Storage gateways are an essential component of cloud computing and data storage. They bridge the gap between on-premises environments and cloud services, enabling data to flow seamlessly between the two. Amazon Web Services (AWS) offers several types of storage gateways, each designed for specific use cases. In this blog, we’ll explore the differences between these gateway types.
Introduction to AWS Storage Gateways
AWS Storage Gateway is a hybrid cloud storage service that connects your on-premises environment with AWS cloud storage. It allows you to securely store data in the cloud for backup, archiving, and disaster recovery. The three primary types of AWS Storage Gateway are:
- File Gateway: This type of gateway allows you to store and retrieve objects in Amazon S3 using the Network File System (NFS) or Server Message Block (SMB) protocols. It’s commonly used for file sharing and cloud backup.
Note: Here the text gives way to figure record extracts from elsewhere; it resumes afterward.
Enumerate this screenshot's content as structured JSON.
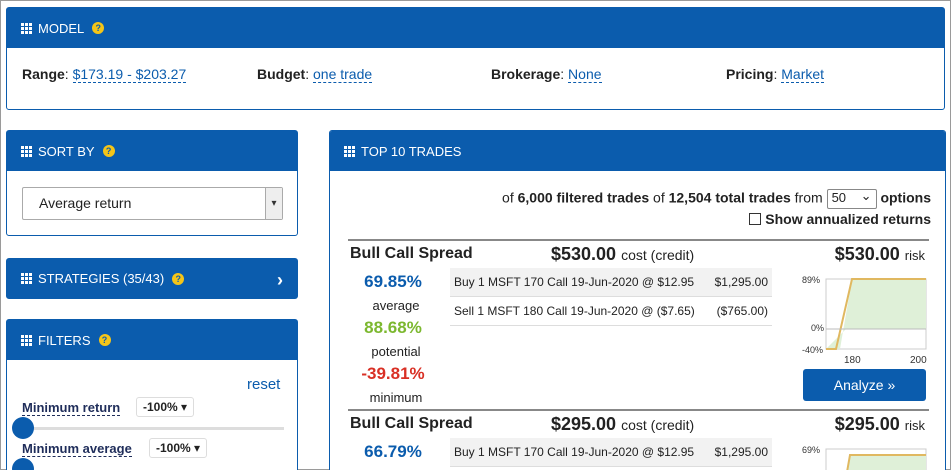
{
  "model": {
    "title": "MODEL",
    "range_label": "Range",
    "range_value": "$173.19 - $203.27",
    "budget_label": "Budget",
    "budget_value": "one trade",
    "brokerage_label": "Brokerage",
    "brokerage_value": "None",
    "pricing_label": "Pricing",
    "pricing_value": "Market"
  },
  "sort": {
    "title": "SORT BY",
    "selected": "Average return"
  },
  "strategies": {
    "title": "STRATEGIES (35/43)"
  },
  "filters": {
    "title": "FILTERS",
    "reset": "reset",
    "min_return_label": "Minimum return",
    "min_return_value": "-100%",
    "min_avg_label": "Minimum average",
    "min_avg_value": "-100%"
  },
  "top": {
    "title": "TOP 10 TRADES",
    "of": "of",
    "filtered": "6,000 filtered trades",
    "of2": "of",
    "total": "12,504 total trades",
    "from": "from",
    "options_count": "50",
    "options": "options",
    "annualized": "Show annualized returns"
  },
  "trades": [
    {
      "name": "Bull Call Spread",
      "cost": "$530.00",
      "cost_suffix": "cost (credit)",
      "risk": "$530.00",
      "risk_suffix": "risk",
      "average": "69.85%",
      "average_label": "average",
      "potential": "88.68%",
      "potential_label": "potential",
      "minimum": "-39.81%",
      "minimum_label": "minimum",
      "legs": [
        {
          "desc": "Buy 1 MSFT 170 Call 19-Jun-2020 @ $12.95",
          "amount": "$1,295.00"
        },
        {
          "desc": "Sell 1 MSFT 180 Call 19-Jun-2020 @ ($7.65)",
          "amount": "($765.00)"
        }
      ],
      "chart": {
        "y_top": "89%",
        "y_zero": "0%",
        "y_bottom": "-40%",
        "x1": "180",
        "x2": "200"
      },
      "analyze": "Analyze »"
    },
    {
      "name": "Bull Call Spread",
      "cost": "$295.00",
      "cost_suffix": "cost (credit)",
      "risk": "$295.00",
      "risk_suffix": "risk",
      "average": "66.79%",
      "legs": [
        {
          "desc": "Buy 1 MSFT 170 Call 19-Jun-2020 @ $12.95",
          "amount": "$1,295.00"
        }
      ],
      "chart": {
        "y_top": "69%"
      }
    }
  ],
  "colors": {
    "accent": "#0b5cad",
    "green": "#7cb82f",
    "red": "#d93025",
    "help": "#f5c518"
  }
}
- Volume Gateway: With Volume Gateway, you can create block volumes that can be mounted as iSCSI devices, making them suitable for applications that need block-level storage. There are two modes within Volume Gateway: Stored Volumes and Cached Volumes.
- Tape Gateway: Tape Gateway offers a way to archive data to virtual tape in Amazon S3 and Amazon Glacier. It provides an alternative to traditional tape backup systems.
Understanding the Differences
Now, let’s dive deeper into the differences between these storage gateway types:
1. File Gateway
- Use Case: File Gateway is ideal for file-based workloads like document management, content repositories, and media assets. It serves as a file interface to store data in Amazon S3.
- Access Method: File Gateway supports NFS and SMB protocols, which are standard for file shares.
- Data Placement: Data is directly stored as objects in Amazon S3, making it accessible from anywhere in your network.
- Latency: File Gateway minimizes latency since files are directly stored in Amazon S3.
2. Volume Gateway
- Use Cases:
- Stored Volumes: This mode is suitable for applications that require low-latency access to their entire dataset, such as databases. Data is stored in Amazon EBS snapshots.
- Cached Volumes: Cached Volumes are for applications that need cost-effective storage with low latency for frequently accessed data. Data is primarily stored in Amazon S3.
- Access Method: Volume Gateway uses the iSCSI protocol, making it compatible with block storage applications.
- Data Placement:
- Stored Volumes: Data is stored in Amazon EBS snapshots.
- Cached Volumes: Frequently accessed data is stored in an on-premises cache while the rest is in Amazon S3.
- Latency: Cached Volumes introduce slightly higher latency due to data retrieval from Amazon S3.
3. Tape Gateway
- Use Case: Tape Gateway is designed for archiving and backup applications that use traditional tape-based workflows.
- Access Method: It emulates a physical tape library, allowing applications to work with virtual tapes using the iSCSI protocol.
- Data Placement: Data is archived to Amazon S3 and Amazon Glacier in the form of virtual tapes.
- Latency: Retrieving data from virtual tapes may introduce higher latency compared to other gateway types.
Choosing the right AWS Storage Gateway type depends on your specific use case and requirements. File Gateway, Volume Gateway, and Tape Gateway offer flexibility for various storage and access scenarios, enabling you to seamlessly integrate your on-premises and cloud environments. Understanding the differences between these gateways is essential for making the right choice that aligns with your organization’s needs.